Chi invece era presente al Castello di Giovenzano di Pavia, alla prima presentazione pubblica di Comitato Nord, è la neo segretaria della Lega della città di Monza. La provincia deve ancora votare ma intanto la città ha dato un altro segno controcorrente, eleggendo Roberta Gremignani, che ha prevalso sul referente in carica Alberto Citossi per 22 voti a 17, al netto di tre schede bianche. Per la Lega di Monza si tratta della prima donna segretario nella storia del circolo.

"Qui sembrava che dovesse scoppiare la guerra perché c’erano due candidati - ha detto a Today Gremignani -. In realtà non ho mai visto la sezione così compatta e unita. Abbiamo fatto la cena di Natale, c’erano più persone che non mi avevano votato che altri. Vuol dire che la sezione ha ritrovato l’entusiasmo perchè ha avuto un momento di confronto e alta democrazia. Lo scontro, se sano, fa bene alla salute". Gremignani è nella Lega da 15 anni, ha un animo bossiano, per cui, qualsiasi iniziativa di Umberto Bossi merita rispetto e attenzione e dà una lettura interessante delle divisioni che stanno attraversando il partito. "C'è una generazione intera che non ha conosciuto Umberto Bossi, chi è salito a bordo in tempi recenti ha conosciuto una Lega diversa. Questo non vuole dire che, se ci sediamo intorno a un tavolo, litighiamo ma, chi è arrivato negli ultimi anni ha vissuto un partito romanocentrico, un partito tradizionale. Io sono ottimista che Salvini prenda tutto questo come un monito per smussare alcuni angoli e fare una Lega migliore e più forte".

Anche a Varese si è votato. Qui è stato eletto segretario della Lega Andrea Cassani, sindaco di Gallarate, sostenuto dal leader Matteo Salvini. Cassani ha vinto con 229 voti, 12 preferenze di scarto sullo sfidante, Giuseppe Longhin (217) appoggiato dal Comitato Nord lanciato da Umberto Bossi.

Insomma Matteo Salvini non può dare per scontato gli esiti dei congressi provinciali. Soprattutto nel Veneto, il vento del Nord potrebbe diventare una tromba d'aria. Se la segreteria di partito perde città come Padova e Verona, allora è possibile che ci sia un effetto domino in tutto il Veneto, dove è sfida aperta fra salviniani e zaiani.
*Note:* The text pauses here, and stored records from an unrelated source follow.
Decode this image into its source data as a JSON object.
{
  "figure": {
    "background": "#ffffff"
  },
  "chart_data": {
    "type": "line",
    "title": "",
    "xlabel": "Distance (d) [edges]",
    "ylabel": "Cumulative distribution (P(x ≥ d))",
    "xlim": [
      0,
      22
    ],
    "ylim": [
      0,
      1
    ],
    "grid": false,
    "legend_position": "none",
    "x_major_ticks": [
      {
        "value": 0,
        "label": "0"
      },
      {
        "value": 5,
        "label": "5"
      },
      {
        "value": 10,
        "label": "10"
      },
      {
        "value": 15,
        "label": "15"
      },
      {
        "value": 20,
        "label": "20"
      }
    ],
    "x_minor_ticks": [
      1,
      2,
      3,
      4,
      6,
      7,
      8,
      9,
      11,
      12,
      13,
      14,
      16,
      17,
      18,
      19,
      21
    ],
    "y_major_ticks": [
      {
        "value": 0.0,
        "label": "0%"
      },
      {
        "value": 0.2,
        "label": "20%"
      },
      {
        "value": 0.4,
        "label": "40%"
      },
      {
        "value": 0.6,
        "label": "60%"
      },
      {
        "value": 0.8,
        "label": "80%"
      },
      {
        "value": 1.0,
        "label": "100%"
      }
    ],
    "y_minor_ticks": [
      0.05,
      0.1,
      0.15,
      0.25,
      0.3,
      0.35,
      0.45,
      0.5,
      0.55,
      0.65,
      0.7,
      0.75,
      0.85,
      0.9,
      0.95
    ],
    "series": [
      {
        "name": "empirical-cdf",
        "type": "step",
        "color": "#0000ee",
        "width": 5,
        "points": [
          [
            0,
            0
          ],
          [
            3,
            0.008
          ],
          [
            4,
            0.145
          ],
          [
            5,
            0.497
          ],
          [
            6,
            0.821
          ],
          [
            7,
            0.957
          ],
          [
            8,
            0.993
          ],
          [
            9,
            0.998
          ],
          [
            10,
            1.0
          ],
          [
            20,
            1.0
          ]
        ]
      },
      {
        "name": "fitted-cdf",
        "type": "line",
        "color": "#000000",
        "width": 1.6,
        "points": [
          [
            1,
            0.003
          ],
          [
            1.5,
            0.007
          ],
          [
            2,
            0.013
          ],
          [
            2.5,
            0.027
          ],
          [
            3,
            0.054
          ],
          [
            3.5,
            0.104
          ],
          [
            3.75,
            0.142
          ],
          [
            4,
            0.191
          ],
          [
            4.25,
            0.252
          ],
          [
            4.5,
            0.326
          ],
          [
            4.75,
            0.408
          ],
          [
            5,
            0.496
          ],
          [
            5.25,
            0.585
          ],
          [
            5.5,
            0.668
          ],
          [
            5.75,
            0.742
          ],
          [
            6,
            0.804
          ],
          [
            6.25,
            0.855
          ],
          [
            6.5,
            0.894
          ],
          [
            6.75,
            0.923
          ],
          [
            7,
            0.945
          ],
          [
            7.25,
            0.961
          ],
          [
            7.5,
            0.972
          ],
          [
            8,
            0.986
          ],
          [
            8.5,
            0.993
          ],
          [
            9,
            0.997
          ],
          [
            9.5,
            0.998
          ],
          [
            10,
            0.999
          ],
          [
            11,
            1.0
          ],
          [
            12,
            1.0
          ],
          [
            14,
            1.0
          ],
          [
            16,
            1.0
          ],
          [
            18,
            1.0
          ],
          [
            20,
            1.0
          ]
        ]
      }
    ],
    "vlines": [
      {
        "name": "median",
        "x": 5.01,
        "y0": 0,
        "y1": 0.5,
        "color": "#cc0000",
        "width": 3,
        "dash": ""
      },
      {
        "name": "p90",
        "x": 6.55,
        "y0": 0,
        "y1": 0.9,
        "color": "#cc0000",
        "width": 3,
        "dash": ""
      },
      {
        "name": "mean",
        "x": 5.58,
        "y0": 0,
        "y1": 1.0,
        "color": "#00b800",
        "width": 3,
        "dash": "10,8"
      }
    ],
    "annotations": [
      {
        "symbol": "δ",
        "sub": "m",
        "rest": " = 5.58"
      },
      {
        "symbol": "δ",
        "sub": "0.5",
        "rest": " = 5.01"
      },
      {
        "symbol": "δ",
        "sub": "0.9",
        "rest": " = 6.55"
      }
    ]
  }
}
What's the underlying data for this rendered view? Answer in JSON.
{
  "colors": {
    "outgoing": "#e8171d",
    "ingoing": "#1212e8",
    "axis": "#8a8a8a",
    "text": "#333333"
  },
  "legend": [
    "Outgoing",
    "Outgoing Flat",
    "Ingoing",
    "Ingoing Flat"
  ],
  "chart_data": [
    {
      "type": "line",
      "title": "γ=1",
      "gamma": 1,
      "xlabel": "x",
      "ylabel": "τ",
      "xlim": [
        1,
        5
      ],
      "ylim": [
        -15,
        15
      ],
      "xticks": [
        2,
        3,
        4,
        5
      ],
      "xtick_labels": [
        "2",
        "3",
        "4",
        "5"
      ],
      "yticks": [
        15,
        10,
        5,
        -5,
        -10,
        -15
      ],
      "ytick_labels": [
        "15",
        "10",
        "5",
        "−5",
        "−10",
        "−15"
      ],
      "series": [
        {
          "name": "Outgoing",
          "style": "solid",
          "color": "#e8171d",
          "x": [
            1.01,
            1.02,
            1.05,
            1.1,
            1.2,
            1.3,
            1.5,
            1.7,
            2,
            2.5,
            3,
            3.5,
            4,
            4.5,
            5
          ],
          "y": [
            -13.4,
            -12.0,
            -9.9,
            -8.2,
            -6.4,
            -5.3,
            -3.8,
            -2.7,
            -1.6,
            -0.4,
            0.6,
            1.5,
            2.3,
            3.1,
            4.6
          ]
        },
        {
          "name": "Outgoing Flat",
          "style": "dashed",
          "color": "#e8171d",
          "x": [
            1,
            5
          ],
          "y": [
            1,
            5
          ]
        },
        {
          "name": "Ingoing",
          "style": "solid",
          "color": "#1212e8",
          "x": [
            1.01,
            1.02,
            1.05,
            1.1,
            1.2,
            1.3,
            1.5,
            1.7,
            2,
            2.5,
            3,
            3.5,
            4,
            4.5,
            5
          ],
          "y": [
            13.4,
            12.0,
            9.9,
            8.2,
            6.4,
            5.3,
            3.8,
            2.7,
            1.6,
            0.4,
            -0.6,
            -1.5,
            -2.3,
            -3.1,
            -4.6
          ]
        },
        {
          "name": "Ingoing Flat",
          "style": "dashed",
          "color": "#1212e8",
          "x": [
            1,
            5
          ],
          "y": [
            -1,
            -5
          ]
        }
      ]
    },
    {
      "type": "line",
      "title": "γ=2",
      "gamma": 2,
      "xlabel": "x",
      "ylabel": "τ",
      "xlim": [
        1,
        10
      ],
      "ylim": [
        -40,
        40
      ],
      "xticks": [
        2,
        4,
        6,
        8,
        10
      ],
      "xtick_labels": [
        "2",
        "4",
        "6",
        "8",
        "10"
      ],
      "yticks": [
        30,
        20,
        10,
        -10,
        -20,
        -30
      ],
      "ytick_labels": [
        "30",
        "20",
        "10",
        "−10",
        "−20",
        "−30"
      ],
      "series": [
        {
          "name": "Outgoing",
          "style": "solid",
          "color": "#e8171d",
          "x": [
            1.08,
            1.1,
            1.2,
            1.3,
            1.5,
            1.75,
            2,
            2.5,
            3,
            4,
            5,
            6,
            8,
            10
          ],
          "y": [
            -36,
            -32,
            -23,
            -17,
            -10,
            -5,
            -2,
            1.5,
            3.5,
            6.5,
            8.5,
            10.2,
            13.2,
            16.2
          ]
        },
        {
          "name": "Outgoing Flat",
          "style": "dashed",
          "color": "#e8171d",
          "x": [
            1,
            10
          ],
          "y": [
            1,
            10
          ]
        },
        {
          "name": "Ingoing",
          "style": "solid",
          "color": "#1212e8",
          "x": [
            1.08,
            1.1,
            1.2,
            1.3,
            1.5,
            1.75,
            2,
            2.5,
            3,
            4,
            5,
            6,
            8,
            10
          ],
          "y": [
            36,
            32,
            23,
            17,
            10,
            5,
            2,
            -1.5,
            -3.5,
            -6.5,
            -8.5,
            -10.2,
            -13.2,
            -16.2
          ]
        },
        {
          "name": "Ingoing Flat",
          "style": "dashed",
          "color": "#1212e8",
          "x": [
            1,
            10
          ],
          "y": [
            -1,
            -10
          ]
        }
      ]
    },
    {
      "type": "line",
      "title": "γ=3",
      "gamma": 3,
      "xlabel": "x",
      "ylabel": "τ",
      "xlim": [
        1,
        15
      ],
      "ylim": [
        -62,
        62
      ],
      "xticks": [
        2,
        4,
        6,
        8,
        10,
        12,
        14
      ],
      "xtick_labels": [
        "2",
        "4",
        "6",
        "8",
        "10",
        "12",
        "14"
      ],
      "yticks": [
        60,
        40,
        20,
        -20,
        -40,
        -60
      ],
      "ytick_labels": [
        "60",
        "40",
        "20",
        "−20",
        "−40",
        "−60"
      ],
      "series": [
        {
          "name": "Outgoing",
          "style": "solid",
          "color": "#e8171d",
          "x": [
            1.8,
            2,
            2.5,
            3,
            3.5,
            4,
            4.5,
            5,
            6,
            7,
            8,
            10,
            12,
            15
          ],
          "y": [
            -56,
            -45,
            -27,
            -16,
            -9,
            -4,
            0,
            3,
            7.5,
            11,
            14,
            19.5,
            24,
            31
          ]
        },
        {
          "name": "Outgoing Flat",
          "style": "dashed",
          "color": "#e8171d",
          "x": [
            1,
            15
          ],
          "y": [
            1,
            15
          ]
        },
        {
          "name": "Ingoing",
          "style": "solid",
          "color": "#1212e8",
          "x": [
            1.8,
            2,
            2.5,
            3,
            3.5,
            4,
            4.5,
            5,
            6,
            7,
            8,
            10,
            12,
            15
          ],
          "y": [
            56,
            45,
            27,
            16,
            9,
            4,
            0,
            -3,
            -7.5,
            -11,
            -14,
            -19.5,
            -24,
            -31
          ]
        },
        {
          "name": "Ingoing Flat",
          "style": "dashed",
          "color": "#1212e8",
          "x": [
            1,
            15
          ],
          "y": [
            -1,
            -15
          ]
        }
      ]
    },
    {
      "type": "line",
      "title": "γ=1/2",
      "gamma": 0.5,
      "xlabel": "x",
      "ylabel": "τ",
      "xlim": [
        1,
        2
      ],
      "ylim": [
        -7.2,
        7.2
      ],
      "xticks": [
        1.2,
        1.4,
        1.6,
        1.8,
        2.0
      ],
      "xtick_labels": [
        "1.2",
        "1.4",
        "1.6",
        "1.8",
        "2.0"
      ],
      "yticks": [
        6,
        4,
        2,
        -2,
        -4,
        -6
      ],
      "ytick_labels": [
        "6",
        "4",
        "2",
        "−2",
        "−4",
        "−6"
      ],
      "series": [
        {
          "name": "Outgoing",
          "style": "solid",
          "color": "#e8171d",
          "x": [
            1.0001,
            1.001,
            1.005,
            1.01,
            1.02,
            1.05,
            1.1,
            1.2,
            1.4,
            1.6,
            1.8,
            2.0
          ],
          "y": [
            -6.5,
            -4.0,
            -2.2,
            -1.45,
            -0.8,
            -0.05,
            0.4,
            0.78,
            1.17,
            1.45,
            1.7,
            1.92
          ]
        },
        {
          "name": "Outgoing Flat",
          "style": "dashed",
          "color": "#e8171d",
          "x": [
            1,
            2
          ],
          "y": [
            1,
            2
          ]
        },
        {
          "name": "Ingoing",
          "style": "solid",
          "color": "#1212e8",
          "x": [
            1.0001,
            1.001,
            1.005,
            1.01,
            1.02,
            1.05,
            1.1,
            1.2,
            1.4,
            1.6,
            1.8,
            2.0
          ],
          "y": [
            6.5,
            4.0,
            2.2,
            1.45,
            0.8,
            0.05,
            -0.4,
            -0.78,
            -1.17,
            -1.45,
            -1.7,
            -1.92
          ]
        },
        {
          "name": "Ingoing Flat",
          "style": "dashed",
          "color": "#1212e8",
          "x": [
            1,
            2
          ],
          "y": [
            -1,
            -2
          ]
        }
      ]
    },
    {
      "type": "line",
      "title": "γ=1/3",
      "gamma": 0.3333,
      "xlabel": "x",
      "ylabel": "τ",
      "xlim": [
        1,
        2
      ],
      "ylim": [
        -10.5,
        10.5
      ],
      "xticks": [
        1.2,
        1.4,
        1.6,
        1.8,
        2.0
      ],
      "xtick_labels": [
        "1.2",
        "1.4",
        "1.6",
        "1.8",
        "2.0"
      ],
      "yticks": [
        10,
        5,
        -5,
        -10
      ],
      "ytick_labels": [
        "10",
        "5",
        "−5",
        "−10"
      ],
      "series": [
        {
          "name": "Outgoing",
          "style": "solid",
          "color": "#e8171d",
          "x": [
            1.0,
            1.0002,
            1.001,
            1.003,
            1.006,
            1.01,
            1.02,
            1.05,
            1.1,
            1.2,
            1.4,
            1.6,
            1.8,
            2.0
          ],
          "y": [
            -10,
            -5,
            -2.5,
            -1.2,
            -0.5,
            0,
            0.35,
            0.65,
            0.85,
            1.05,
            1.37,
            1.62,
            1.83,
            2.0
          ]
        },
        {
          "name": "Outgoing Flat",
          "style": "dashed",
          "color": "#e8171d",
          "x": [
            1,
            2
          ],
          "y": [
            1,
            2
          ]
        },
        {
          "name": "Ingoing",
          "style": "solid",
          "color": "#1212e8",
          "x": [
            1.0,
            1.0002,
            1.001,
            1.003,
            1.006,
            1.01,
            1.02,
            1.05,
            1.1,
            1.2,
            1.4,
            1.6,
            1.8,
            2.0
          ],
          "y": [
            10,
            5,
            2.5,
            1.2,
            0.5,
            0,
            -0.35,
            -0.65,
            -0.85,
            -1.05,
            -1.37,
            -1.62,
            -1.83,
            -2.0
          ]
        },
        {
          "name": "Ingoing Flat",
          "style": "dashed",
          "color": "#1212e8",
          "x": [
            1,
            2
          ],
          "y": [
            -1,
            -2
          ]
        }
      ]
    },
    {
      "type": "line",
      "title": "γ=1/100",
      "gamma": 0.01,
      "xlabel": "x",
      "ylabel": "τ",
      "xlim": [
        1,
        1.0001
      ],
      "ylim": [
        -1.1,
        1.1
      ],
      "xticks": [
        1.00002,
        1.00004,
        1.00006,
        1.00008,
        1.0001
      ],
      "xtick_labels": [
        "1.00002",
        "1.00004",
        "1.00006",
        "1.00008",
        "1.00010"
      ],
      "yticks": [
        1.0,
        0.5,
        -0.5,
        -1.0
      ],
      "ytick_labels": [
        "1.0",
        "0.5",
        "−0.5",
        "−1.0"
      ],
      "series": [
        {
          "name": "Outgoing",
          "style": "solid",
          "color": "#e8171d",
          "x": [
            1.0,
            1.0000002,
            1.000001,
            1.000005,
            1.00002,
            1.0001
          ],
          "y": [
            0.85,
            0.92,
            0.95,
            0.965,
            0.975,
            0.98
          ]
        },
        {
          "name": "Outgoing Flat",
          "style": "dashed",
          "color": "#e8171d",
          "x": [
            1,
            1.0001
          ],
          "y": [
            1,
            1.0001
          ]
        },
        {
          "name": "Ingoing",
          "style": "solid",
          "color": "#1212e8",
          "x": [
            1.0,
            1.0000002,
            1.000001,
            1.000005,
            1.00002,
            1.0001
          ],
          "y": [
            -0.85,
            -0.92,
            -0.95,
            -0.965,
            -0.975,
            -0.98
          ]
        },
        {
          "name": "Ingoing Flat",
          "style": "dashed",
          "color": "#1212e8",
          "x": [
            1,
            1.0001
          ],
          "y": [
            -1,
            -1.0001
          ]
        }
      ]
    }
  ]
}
Se vincono i sostenitori del “doge”, con una Lombardia spaccata, Brescia e Bergamo perse, Milano in bilico, Salvini rischia davvero di perdere le redini del partito. Nelle ultime ore poi è nata ufficialmente l'associazione Comitato nord. "Un atto concreto per rimanere fedele alle battaglie per il Nord" ha commentato Umberto Bossi. Un modo per riscrivere la storia, in cui nomi come quelli di Grimoldi, Sisti, Longhin, Gremignani, Boron e Rettore saranno ricordati per aver tentato un'impresa impossibile o per aver riportato la Lega a essere sindacato del Nord.